Allstate, as part of the second arbitration, requested that Mrs. Barreira submit to three examinations pursuant to subsection 23(2) of the Schedule. These would consist of examinations by Dr. Lacerte and Dr. Mount, and another by Ability Management Consultants Inc., which would provide an assessment of Mrs. Barreira's "...aptitudes interests and abilities in relation to the world of work."
Mrs. Barreira, through her counsel, advised Allstate, that she would not be attending the Ability Management Assessment since it was not in the category of assessments permitted by subsection 23(2) of the Schedule. She did, however, agree to attend the assessments by Dr. Lacerte and Dr. Mount, which she has since attended. These, purely medical assessments, are not in dispute. At common law, no one, including insurers had a right to compel an insured to make him or herself available for examination simply because a claim was being advanced. (See Redly v. City of London et al. (1891), 14 PR (Ont.) 171). Parties to civil actions may now move under section 105 of the Courts of Justice Act to obtain an order for a compulsory medical examination where the plaintiff's health is at issue in the matter. In all such cases, the examination must be by a "health practitioner," which includes a registered psychologist.
Subsection 258.3 (d) of the Insurance Act also provides for insurer's examinations, whether or not an application has been made under section 105. Indeed, it specifically makes compliance with requests for insurer's medical examinations a pre-condition to the commencement of an action. However, its application is restricted to claims arising after s.29 of Insurance Rate Stability Act 1996 came into force. Consequently it does not apply to this matter.
It is perhaps significant that this provision restricts examinations to those conducted by members of the regulated health professions, and provides that examinations shall not be unnecessarily repetitious and shall not involve a procedure that is unreasonable or dangerous.

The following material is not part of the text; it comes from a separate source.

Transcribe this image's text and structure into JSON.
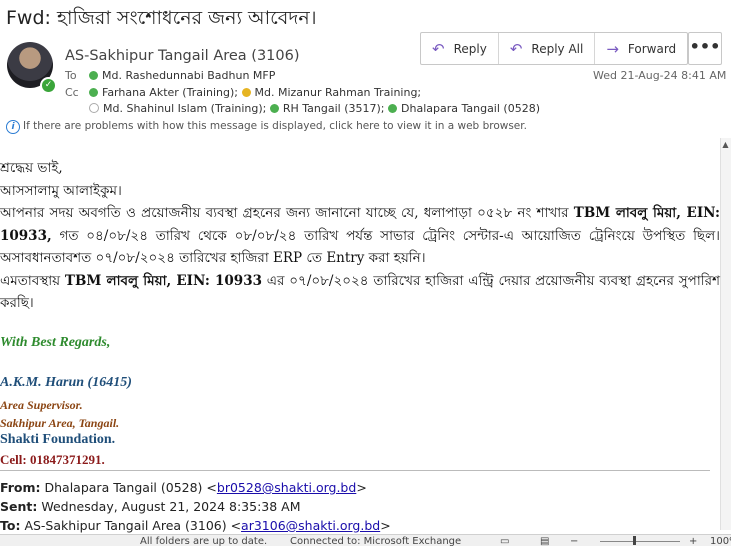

Since Mrs. Barreira's motor vehicle accident took place on October 26, 1991, the relevant statutory provision authorizing insurer's medical examinations is the Statutory Accident Benefits Schedule —Accidents On or Between June 22, 1990 and December 31, 1993.
Subsection 23(2) of the Schedule provides:
In respect of claims under Part IV, the insurer may, on reasonable notice, require an examination of the insured person by a qualified medical practitioner, psychological advisor or chiropractor as often as it reasonably requires, and require an autopsy of a deceased person in accordance with the law relating to autopsies.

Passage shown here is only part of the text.